What do You think about At Weddings And Wakes (2003)?

Intriguing temporal/structural strategies in this book, kind of like a Rubik's cube. But the atmosphere of it was SO claustrophobic! I kind of hurried to get through it so I could get out of there, as I was feeling suffocated by the details as filtered (and often repeated) through child-consciousness. And not just one child, but three, experiencing their family stories in a way that winds up holding the emotional impact of the family dramas at a distance. So I found out what happened, but as through a glass darkly. I'm sure it captured the mood of time and place and this particular family, but . . . whew! Relieved to be done with it, in the way I was relieved as a child that the drive was over, or school was out. She really does capture what that feels like to be so flooded and fascinated and baffled by the minutiae of experience, so at the mercy of surrounding adults, so likely to make innocent errors you're desperate to avoid, so often trapped and . . . that word again . . . suffocated by family and culture's expectations, rules, scrutiny, judgments and demands. I gave it 3 stars, but 2.5 would be more accurate. Teetering on the edge.
—Diane

This book sat in my shelf for a couple of months . . . . for no particular reason. it took a few pages to commit to it as i'd just finished a page turning mystery and this is a much different type of book. It is lyrically beautiful, a portrait of a family (in the words of another reviewer). The happenings of this family are revealed in the same way we see details in a painting, sometimes in a seemingly random order, sometimes with a hint that slowly develops into something greater, and often from a variety of perspectives that let us slowly see an image of truth. I love books that are page turners, but I also love books that let you sink into the characters. Alice McDermott has certainly produced a glowing portrait of the family's unexpected joys and sorrows. These are also the joys and sorrows that will resonate with many families as we continue through ordinary life. Maybe it's a "slow burn" but ultimately worth working through its episodic structure to the real beauty within it.
—Jennifer

I'm afraid to say that I didn't love this. I know we all must love everything that Alice writes. This is my first of her books, and I was disappointed. Maybe it's all the build-up and "walking on water" expectations.
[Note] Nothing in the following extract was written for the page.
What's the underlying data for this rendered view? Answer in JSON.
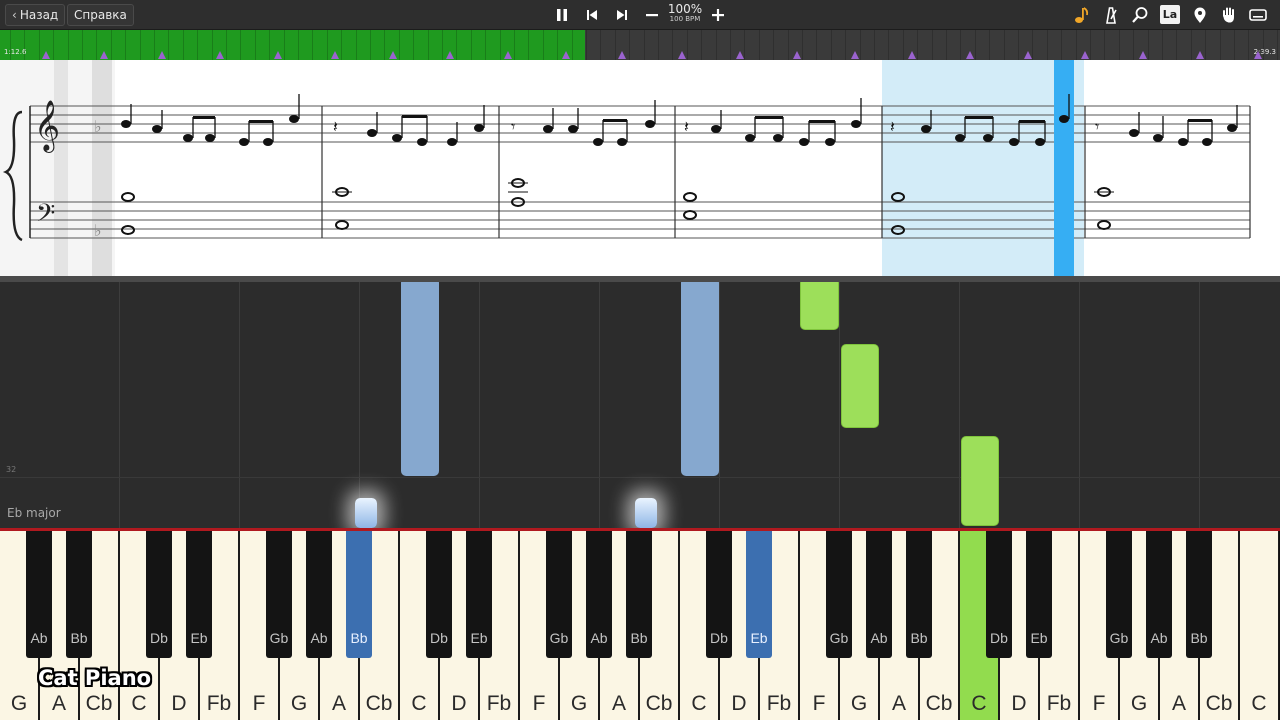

Anyway, I found her point-of-view confusing; it's primarily told through the eyes of three children, except that the reader is to accept that "the children" all felt and thought the same thing all the time. Weird and not believable. Her actual writing is lovely, but the structure and the actual telling of the story I found less than perfect. Great big build-up to a fizzle-ending, in my humble opinion. I want to know what happened, for heaven's sake. (I know, how old fashioned that I should desire an actual ending.)Perhaps I'm just grumpy. I'll definitely try another of hers and hope for better.